Kids step up surveillance on unwelcome cats
Unwelcome furry trampers on the Kepler Track that are killing native birds will be closely watched by Te Anau students this summer.
The Kids Restore the Kepler project, managed by the Fiordland Conservation Trust, is planning to carry out an extensive surveillance operation to determine the extent of the cat problem in the national park.
The project follows on from the group using night vision cameras in May to spot cats entering Fiordland National Park and putting native wildlife at risk.
Kids Restore the Kepler education co-ordinator Jo Marsh said the next phase of monitoring would hopefully allow the group to determine how big a problem cats were on the Kepler Track and in the national park.
The young conservationists would spend a month keeping tabs on the cats.

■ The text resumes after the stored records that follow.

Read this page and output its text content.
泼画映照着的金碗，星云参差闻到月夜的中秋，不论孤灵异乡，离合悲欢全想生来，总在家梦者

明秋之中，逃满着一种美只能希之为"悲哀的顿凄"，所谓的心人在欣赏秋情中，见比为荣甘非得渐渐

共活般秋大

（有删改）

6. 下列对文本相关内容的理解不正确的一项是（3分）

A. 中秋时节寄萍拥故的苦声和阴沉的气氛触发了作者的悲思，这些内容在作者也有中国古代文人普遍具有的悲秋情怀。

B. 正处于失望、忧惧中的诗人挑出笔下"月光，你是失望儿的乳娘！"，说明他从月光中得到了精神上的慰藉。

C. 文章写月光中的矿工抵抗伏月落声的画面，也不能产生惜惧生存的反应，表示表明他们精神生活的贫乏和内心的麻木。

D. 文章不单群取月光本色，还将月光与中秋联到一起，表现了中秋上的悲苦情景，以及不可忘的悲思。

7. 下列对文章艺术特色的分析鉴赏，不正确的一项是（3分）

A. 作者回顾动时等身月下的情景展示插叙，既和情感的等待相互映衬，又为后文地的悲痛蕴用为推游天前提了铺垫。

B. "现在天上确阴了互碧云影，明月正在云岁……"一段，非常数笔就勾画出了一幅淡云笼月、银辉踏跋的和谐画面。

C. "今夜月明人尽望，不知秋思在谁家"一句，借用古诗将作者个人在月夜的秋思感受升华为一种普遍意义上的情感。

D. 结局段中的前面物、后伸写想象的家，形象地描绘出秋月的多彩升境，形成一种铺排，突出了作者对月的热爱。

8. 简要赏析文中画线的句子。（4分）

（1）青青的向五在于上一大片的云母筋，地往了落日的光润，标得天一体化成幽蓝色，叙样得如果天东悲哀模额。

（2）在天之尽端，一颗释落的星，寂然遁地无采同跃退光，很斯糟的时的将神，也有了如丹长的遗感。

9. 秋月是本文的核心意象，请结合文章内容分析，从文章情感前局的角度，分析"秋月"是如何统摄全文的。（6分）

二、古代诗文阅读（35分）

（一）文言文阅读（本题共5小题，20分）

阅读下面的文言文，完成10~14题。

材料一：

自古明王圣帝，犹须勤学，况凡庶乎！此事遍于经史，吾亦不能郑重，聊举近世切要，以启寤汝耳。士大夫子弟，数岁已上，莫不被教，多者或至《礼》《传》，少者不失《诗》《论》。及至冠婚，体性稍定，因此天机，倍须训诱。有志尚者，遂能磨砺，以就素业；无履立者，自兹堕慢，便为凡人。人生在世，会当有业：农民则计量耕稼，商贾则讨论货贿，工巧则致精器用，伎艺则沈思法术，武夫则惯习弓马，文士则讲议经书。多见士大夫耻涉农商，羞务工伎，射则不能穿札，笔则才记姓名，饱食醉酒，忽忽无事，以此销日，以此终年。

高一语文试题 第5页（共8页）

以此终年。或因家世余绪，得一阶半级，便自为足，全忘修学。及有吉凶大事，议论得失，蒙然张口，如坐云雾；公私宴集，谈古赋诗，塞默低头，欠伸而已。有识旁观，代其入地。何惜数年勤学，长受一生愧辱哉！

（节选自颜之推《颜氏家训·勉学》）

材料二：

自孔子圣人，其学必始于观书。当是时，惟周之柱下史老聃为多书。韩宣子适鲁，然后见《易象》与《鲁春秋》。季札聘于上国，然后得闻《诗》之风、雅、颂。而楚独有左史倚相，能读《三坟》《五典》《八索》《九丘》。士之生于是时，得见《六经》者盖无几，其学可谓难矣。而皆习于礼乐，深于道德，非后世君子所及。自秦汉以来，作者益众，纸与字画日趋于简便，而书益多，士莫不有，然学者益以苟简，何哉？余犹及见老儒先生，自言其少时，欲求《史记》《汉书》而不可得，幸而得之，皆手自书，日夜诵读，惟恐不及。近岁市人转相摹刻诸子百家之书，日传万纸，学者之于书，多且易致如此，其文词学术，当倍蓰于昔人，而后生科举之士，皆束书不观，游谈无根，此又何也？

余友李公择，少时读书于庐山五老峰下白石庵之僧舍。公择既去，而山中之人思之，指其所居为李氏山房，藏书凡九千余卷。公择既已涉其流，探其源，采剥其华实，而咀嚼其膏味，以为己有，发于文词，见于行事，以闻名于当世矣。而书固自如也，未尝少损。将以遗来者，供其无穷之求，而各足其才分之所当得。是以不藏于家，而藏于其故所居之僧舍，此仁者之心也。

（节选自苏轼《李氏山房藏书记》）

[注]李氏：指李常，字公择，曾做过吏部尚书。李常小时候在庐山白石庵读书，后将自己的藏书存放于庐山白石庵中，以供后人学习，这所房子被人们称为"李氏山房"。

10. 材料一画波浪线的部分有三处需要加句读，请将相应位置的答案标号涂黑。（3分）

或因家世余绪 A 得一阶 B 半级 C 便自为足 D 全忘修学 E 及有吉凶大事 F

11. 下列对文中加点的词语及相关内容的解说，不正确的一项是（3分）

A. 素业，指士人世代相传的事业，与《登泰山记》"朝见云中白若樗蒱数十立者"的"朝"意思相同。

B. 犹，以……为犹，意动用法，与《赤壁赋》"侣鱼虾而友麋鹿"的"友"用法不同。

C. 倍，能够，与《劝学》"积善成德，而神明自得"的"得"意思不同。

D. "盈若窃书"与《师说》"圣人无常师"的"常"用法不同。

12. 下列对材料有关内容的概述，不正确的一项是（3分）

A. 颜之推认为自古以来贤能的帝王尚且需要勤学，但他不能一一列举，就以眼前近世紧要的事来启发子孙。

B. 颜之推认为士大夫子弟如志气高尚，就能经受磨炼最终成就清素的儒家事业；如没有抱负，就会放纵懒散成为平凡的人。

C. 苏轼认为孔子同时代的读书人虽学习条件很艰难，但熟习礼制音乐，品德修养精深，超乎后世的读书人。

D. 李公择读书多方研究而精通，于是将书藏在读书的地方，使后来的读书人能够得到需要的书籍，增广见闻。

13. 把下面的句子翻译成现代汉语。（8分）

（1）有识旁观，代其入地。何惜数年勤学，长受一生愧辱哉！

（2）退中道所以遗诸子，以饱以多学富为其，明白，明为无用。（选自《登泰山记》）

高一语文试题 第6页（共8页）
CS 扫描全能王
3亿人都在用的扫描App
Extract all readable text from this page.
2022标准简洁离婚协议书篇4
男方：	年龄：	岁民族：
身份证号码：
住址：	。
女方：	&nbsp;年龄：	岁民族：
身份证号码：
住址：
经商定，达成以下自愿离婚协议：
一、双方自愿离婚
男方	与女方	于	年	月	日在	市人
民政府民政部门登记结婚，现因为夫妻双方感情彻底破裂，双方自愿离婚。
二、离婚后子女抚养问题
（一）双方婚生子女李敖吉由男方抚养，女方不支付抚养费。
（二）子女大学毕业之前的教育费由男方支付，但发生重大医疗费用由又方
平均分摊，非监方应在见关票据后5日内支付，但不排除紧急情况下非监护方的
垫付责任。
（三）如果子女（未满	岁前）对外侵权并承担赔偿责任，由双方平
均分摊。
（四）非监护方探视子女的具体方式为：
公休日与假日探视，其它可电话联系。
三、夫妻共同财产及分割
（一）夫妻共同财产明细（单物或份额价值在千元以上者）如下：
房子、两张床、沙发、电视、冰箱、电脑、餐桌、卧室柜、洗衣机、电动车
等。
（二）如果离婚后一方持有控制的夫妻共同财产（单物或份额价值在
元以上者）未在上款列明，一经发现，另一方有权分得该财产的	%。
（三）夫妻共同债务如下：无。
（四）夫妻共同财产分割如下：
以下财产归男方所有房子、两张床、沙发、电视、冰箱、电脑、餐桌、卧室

Several cats had been caught in 12 cat traps set up in the project area near the Te Anau control gates and Rainbow Reach entrances to the Kepler Track.
All the cats trapped had been feral, Mrs Marsh said.
It was difficult to determine how many cats remained in the national park, exactly how far they were ranging or what impact they may be having, she said.
However, there was evidence the cats were killing birds in the area.
"We definitely know there are cats on the Kepler because we have found cat poo," Mrs Marsh said. "From the cat poo samples it was fairly obvious quite a few had bird feathers."
The summer project would help decide if control options were needed and what they would be, she said.
Cats were a sensitive issue and a cat communications team made up of students from Te Anau primary schools and Fiordland College had been set up to inform residents about the project, Mrs Marsh said.
"We are not telling everyone they can't have cats but we can look at what can be done in the township to prevent any further migration of cats into the Kepler area."
Te Anau Department of Conservation ranger Caroline Carter said the monitoring programme would help give a better understanding of how the cats were entering the national park.
Dr Yolanda van Heezik, University of Otago senior lecturer in zoology, spoke with the students yesterday.
Her research includes the impacts of cats and other predators on urban wildlife and she has supported economist Gareth Morgan's campaign to control cats.